À trente années d’intervalle, l’histoire s’est mise en place, d’une rencontre impossible, mais inévitable. Avec un magnifique talent de conteur, Matthew KNEALE nous embarque sur la « Sincérité » pour un extraordinaire voyage dans l’histoire (pour moi) fort méconnue des agissements de la perfide Albion et de ses sujets à l’autre bout du monde ! Colons ou bagnards, il n’est pas certain que c’étaient les meilleurs ambassadeurs qui ont pu être envoyés comme émissaires à la rencontre de ces populations dont on peine à imaginer le choc culturel qu’elles ont, en plus, subi !

 

Les marins d’eau douce (comme moi) apprécieront ces leçons de navigation sur ces voiliers incroyables, menés par des marins « de sac et de corde » (des vrais ceux-là) sur toutes les mers du globe ! De sacrés compagnons de voyage que ce « mannois » ! Certains (j’en suis) apprécieront à leur juste ( !!!…) valeur, les élucubrations religieuses de ces fous de Dieu qui n’ont pas grand-chose à envier à d’autres, plus récents, et pas plus éclairés !

 

D’autres (j’en suis encore), pousseront des hauts cris devant les exactions des colonisateurs qui ont nié l’humanité de ceux qui ne leur ressemblaient pas assez.
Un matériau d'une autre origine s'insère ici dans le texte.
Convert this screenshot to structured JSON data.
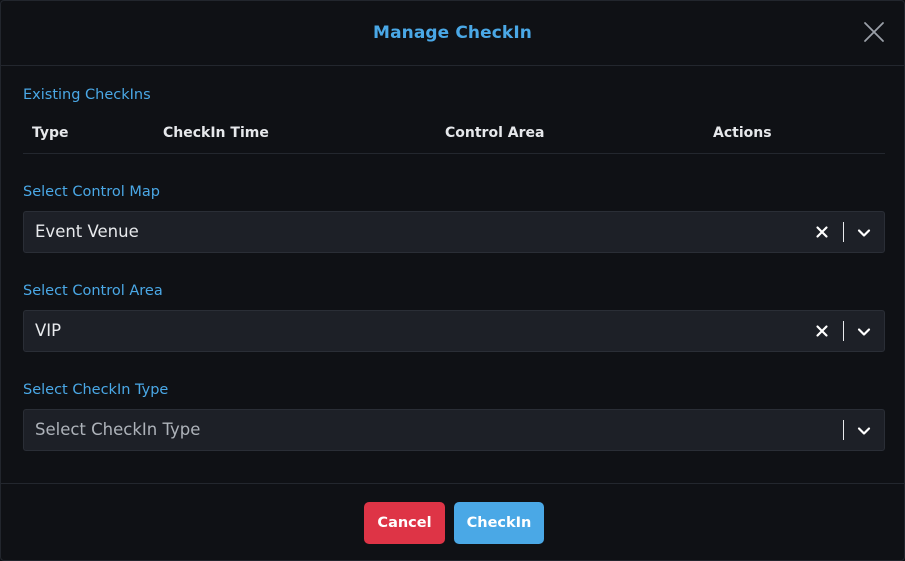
{
  "modal": {
    "title": "Manage CheckIn"
  },
  "existing": {
    "label": "Existing CheckIns",
    "columns": [
      "Type",
      "CheckIn Time",
      "Control Area",
      "Actions"
    ]
  },
  "control_map": {
    "label": "Select Control Map",
    "value": "Event Venue"
  },
  "control_area": {
    "label": "Select Control Area",
    "value": "VIP"
  },
  "checkin_type": {
    "label": "Select CheckIn Type",
    "placeholder": "Select CheckIn Type"
  },
  "footer": {
    "cancel_label": "Cancel",
    "checkin_label": "CheckIn"
  },
  "colors": {
    "accent": "#4aa8e6",
    "danger": "#de3446",
    "background": "#0f1115",
    "field": "#1d2027"
  },
  "icons": {
    "close": "close-icon",
    "clear": "clear-x-icon",
    "dropdown": "chevron-down-icon"
  }
}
Et quand j’entends encore parfois dire que « l’homme est un loup pour l’homme », je pense que le loup n’a pas mérité cela et qu’il y a grande vilenie à l’imaginer seulement capable du tiers de la moitié de ce que l’homme peut faire à ses semblables ! Loup, pardon !

 

D’autres enfin (j’en suis toujours) resteront atterrés des divagations d’un médecin d’alors, engagé dans une évaluation anthropométrique des caractères humains ! Cela pourrait être risible s’il n’y avait, au bout de ce chemin-là, encore d’autres atrocités commises, non plus au nom d’un hypothétique dieu, mais au nom d’une prétendue science.

 

Je ne me laisserai pas tomber naïvement dans le mythe du « bon sauvage », car il a été lui-même capable, à son échelle des connaissances, des pires forfanteries à l’égard de ses congénères, certes pas ! Le seul avantage qu’il avait, était le niveau limité de ses capacités de nuisance ! Et le fait qu’il n’avait pas encore totalement coupé le lien avec son milieu nourricier, vivant avec et non pas contre lui. De là à imaginer que le retour à la nature serait l’avenir de l’Homme, voilà un pas que je ne ferai pourtant pas au vu de l’utopie que cela représente ! Quoique… !

 

Au-delà d’un superbe roman d’aventures, Matthew KNEALE nous propose ainsi, en même temps qu’un bel instant de récréation, quelques réflexions ouvertes sur de grands thèmes passionnants et dont l’actualité, à plus de 150 ans de distance des évènements de son ouvrage, n’a pas pris une seule ride.

 

Qui a dit que l’Histoire ne se répète pas ? Qui a dit que l’Homme apprenait ? Je vous rassure, le plaisir de cette lecture ne vous mènera pas obligatoirement sur le chemin d’interrogations aussi pessimistes. Mais au cas où vous n’auriez pas le courage d’aborder ces 439 pages, je vais vous dévoiler la chute : le Jardin d’Eden n’est pas en Tasmanie.